Más de 120 mil cámaras de origen chino que funcionan conectadas a internet poseen una vulnerabilidad que permitiría su control de forma remota por parte de hackers, afirmó un especialista en seguridad de la empresa rumana BitDefender.
El investigador Alex Balan encontró vulnerabilidades en dos productos de la empresa Shenzhen Neo Electronic que permitirían el acceso remoto al flujo de video que producen sus cámaras o tomar el control total de los mismos.

El dispositivo "no tiene parche y es imposible de parchear", aseguró el especialista durante una entrevista en la conferencia Def Con de Las Vegas.

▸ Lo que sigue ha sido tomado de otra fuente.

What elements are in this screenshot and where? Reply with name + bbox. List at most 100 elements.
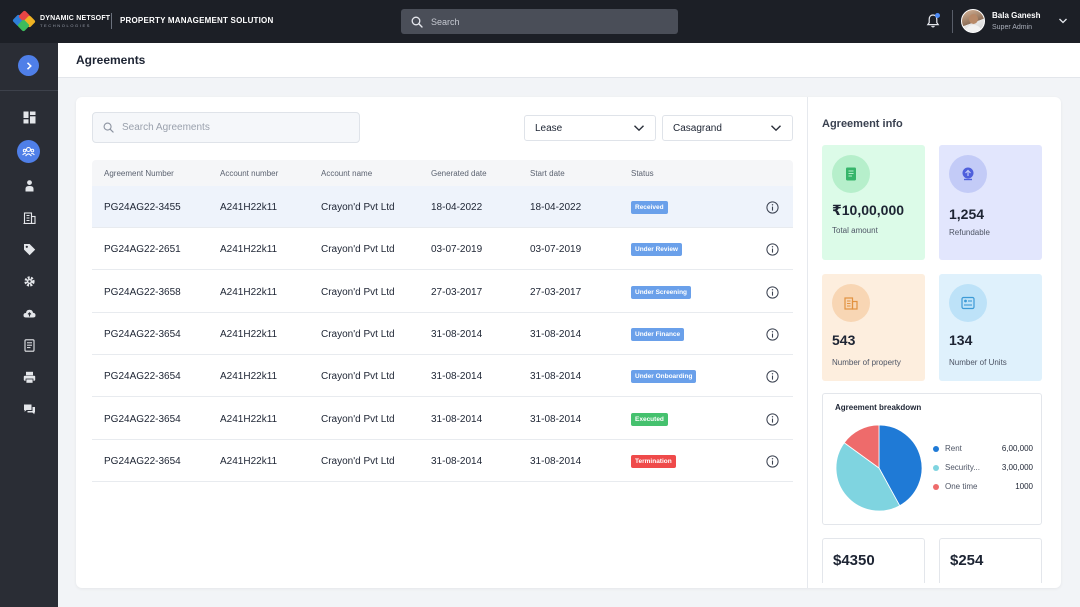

En declaraciones al sitio Motherboard, Balan aseguró que trató de comunicarse con la compañía china para alertar la situación pero que aun no le respondieron.

Los modelos en cuestión son el NIP-22 y el iDoorbell, aunque Balan asegura que la vulnerabilidad podría estar presente en cámaras de otros fabricantes que hayan usado el mismo firmware, es decir, el programa informático que establece la lógica que controla los circuitos electrónicos del dispositivo.

El iDoorbell, un portero eléctrico conectado a WiFi, se promociona en la página del fabricante como "la primera línea de defensa de una casa".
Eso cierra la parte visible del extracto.